Dr Maria Varsam
The University of the Peloponnese, Greece
'Scapegoating, Nature and Nationhood in Dawn King's Foxfinder'
ABSTRACT: Dawn King’s Foxfinder (2011) is a dystopian play foregrounding surveillance, eco-catastrophe and political instability set in a near future England where a farming couple is visited by a ‘foxfinder’ who will determine their rights to landowning. The looming fear of eco-catastrophe forms the starting point of both the foxfinder’s political motivation and the farming community’s resistance. Furthermore, the issues of truth and faith are associated with eco-apocalypse and political alliances which in turn affect power relations, ethical agency and the use value of scapegoating - the consequences of which threaten to disturb the delicate balance between truth and falsehood, faith and doubt, life and death. The questions this play raises for the audience, therefore, revolve around the effects of violence at the psychic, social, religious and political level whereby the form of the dystopian narrative is the medium through which the dramatic word proposes a ‘utopian’ ending to the impasse presented.
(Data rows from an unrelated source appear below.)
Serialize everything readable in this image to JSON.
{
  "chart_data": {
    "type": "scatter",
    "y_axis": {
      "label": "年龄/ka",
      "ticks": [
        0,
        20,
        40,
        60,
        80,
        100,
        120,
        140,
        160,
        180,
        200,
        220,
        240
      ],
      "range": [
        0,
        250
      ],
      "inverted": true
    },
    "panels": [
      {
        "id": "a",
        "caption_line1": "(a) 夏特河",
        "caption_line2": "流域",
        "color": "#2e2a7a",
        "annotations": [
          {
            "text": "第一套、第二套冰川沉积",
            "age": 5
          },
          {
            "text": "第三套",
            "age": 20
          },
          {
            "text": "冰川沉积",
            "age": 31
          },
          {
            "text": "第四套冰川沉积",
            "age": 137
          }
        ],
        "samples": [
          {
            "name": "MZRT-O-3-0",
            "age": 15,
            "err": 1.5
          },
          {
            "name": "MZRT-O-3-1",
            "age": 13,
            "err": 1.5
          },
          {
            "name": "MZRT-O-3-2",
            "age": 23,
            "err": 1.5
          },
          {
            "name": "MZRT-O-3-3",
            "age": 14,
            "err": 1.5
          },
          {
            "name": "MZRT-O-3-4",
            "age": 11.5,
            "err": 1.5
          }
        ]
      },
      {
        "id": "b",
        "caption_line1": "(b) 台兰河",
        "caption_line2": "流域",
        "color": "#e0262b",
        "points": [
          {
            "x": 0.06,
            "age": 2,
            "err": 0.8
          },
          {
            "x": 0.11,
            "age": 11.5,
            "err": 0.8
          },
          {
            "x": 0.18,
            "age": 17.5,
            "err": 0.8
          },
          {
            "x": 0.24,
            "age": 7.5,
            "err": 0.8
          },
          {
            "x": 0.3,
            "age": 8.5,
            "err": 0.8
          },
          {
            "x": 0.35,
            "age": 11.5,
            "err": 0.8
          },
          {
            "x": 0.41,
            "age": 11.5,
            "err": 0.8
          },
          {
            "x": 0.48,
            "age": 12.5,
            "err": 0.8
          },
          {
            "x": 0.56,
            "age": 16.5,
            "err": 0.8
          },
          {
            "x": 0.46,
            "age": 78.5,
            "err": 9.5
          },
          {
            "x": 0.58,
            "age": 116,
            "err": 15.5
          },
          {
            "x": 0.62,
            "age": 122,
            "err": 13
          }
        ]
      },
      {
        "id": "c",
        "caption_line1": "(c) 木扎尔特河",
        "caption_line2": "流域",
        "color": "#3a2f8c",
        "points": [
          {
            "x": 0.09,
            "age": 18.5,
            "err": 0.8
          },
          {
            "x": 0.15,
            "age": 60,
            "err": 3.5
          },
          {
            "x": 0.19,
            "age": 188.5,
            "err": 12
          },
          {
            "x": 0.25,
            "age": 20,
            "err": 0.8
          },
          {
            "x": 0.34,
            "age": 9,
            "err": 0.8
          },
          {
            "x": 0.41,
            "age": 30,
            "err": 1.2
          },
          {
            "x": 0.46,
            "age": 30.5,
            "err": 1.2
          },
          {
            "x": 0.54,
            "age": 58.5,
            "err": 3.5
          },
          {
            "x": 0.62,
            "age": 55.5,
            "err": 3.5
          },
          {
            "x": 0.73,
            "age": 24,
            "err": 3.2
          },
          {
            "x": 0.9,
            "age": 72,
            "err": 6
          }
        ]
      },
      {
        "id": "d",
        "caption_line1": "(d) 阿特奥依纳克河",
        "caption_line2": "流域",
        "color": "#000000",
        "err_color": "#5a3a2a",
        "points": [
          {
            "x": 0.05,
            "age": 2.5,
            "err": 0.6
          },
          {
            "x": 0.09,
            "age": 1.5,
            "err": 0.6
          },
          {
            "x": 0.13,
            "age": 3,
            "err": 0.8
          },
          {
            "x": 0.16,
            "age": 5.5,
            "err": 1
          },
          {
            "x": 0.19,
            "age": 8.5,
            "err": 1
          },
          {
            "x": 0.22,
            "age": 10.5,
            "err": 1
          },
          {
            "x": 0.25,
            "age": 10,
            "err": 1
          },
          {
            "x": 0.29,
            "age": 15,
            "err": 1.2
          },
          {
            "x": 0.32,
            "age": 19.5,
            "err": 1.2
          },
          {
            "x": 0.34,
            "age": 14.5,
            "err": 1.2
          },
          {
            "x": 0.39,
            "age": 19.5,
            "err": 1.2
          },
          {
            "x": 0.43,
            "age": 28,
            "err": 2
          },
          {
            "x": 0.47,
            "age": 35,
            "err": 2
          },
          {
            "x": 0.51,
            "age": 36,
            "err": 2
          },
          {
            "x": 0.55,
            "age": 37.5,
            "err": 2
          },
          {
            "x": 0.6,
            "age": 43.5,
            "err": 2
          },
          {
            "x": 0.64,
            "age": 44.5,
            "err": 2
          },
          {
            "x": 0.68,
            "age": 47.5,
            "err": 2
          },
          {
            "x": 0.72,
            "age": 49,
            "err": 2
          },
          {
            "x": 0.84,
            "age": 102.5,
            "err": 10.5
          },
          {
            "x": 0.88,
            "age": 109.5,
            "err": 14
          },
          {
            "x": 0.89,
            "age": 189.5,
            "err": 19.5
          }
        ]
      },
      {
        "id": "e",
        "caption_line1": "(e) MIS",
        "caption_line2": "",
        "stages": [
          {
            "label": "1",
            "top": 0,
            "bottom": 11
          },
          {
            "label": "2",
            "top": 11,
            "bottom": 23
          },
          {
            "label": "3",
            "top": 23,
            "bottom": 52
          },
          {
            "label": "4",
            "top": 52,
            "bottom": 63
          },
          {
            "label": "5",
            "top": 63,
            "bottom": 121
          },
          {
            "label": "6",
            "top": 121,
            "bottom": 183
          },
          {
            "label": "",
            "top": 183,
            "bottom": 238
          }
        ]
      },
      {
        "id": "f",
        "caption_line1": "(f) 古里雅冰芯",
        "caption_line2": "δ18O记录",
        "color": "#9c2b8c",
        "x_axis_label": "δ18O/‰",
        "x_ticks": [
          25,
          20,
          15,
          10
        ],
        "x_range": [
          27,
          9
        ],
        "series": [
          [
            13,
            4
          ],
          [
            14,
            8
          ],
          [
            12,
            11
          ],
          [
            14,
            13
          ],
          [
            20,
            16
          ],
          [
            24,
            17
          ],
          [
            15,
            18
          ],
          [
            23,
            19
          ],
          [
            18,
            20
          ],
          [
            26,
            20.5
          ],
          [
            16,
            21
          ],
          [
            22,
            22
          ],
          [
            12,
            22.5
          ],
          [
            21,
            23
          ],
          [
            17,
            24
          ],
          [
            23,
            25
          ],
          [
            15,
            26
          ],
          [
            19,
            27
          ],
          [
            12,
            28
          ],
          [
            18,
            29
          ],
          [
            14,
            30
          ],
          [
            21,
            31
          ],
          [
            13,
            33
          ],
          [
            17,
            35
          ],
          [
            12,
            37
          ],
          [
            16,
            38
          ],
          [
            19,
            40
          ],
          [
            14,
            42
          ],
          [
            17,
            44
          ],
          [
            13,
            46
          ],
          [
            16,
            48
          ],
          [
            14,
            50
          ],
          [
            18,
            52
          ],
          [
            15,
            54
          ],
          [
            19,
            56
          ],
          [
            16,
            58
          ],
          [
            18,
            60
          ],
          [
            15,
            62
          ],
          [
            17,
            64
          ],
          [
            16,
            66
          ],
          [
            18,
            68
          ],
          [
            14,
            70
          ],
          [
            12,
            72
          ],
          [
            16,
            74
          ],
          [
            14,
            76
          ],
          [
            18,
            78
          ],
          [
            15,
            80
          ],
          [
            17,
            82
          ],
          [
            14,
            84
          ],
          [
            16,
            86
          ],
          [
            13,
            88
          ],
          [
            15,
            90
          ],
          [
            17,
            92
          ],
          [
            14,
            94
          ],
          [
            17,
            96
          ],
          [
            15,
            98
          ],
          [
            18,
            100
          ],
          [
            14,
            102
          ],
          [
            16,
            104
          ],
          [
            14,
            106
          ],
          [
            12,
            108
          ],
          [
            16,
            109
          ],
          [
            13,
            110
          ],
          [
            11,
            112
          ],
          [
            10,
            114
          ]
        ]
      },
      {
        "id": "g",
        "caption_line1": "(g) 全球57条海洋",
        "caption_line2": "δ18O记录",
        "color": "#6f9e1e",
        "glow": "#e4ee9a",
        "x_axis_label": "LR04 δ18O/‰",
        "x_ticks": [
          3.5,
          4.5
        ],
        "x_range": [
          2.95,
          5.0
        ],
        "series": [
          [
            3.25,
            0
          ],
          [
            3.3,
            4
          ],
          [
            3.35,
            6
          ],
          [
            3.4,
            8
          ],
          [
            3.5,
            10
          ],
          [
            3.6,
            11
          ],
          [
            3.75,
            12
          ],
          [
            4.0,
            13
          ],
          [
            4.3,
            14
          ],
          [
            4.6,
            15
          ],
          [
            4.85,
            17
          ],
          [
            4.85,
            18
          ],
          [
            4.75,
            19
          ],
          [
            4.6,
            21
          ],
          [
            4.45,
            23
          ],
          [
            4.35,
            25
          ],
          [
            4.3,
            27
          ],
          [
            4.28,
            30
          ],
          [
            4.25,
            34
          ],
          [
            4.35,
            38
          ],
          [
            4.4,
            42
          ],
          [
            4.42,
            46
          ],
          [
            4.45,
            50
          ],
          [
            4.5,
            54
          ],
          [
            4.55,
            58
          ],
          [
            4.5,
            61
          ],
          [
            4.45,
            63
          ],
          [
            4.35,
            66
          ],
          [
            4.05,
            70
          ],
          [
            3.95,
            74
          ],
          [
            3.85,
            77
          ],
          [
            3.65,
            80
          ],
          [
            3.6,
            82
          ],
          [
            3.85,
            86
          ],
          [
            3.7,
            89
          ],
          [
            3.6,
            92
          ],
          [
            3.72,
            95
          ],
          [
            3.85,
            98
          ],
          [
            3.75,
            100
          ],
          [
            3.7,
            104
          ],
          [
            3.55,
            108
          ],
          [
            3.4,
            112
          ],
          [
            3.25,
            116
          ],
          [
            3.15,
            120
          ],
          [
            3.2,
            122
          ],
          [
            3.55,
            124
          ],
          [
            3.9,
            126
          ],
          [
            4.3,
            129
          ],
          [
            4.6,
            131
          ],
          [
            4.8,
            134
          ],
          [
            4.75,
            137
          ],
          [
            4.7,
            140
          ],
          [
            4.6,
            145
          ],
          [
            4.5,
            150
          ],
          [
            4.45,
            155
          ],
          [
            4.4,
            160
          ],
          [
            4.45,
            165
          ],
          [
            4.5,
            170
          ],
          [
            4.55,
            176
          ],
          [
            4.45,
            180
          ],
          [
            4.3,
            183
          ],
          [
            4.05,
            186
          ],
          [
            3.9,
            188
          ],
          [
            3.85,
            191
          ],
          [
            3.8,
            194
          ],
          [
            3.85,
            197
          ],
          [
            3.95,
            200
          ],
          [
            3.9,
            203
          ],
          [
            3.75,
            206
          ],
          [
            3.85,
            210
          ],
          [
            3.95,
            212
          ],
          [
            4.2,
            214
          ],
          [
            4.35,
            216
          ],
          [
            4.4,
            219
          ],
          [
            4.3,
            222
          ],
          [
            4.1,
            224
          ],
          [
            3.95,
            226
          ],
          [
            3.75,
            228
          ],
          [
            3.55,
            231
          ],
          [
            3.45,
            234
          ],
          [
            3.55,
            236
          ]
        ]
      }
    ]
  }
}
Maria Varsam is a Lecturer at the University of the Peloponnese, in the Department of Performing and Digital Arts where she teaches courses in American and British Drama, Gender and Performance and EAP. She holds an MA from Lancaster University, an MPhil from the University of Glasgow, and a Ph.D. from the University of Nottingham, with a doctoral thesis on Anglo-American Dystopias. Her research interests are in dystopian fiction, trauma studies, neo-slave narratives, the Bible as literature, friendship, and (self)sacrifice.